Antiproliferative and Proapoptotic Effects of Erucin, a Diet-Derived H2S Donor, on Human Melanoma Cells.

Melanoma is the most dangerous form of skin cancer and is characterized by chemotherapy resistance and recurrence despite the new promising therapeutic approaches. In the last years, erucin (ERU), the major isothiocyanate present in Eruca sativa, commonly known as rocket salads, has demonstrated great efficacy as an anticancer agent in different in vitro and in vivo models. More recently, the chemopreventive effects of ERU have been associated with its property of being a H2S donor in human pancreatic adenocarcinoma.
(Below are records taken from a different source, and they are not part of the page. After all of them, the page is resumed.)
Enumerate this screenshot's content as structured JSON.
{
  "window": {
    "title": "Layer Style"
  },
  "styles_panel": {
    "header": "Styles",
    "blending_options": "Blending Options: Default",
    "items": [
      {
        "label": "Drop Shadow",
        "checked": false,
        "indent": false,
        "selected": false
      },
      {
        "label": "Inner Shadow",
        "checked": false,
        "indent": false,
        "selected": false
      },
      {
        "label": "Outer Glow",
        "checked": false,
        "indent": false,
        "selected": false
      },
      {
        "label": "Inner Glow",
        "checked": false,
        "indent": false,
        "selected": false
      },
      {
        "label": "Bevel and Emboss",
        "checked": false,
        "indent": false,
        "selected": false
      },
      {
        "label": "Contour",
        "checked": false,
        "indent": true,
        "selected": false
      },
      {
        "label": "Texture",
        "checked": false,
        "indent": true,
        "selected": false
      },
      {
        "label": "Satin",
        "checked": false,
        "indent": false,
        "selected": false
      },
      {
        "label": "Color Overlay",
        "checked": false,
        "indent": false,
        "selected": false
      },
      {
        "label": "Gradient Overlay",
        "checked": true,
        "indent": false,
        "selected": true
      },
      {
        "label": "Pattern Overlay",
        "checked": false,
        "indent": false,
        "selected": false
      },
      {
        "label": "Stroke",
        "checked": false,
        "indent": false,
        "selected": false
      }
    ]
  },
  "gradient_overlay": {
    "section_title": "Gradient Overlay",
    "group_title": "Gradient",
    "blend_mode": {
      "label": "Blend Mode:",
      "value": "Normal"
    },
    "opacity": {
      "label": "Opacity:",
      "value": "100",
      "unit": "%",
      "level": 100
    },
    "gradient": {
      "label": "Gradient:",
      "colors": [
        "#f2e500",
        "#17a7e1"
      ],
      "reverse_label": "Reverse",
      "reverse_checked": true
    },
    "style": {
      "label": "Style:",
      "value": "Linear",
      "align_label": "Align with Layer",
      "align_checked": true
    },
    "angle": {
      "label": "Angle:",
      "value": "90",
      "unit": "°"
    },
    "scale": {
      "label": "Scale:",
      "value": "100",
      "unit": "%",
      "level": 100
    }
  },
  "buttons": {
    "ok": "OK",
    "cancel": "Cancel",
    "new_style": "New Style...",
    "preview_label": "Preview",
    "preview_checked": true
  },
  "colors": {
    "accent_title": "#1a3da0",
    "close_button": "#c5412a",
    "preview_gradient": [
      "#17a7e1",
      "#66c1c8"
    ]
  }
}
Here, we investigated the effects of ERU in modulating proliferation and inducing human melanoma cell death by using multiple in vitro approaches. ERU significantly reduced the proliferation of different human melanoma cell lines. A flow cytometry analysis with annexin V/PI demonstrated that ERU was able to induce apoptosis and cell cycle arrest in A375 melanoma cells. The proapoptotic effect of ERU was associated with the modulation of the epithelial-to-mesenchymal transition (EMT)-related cadherins and transcription factors. Moreover, ERU thwarted the migration, invasiveness and clonogenic abilities of A375 melanoma cells. These effects were associated with melanogenesis impairment and mitochondrial fitness modulation. Therefore, we demonstrated that ERU plays an important role in inhibiting the progression of melanoma and could represent a novel add-on therapy for the treatment of human melanoma.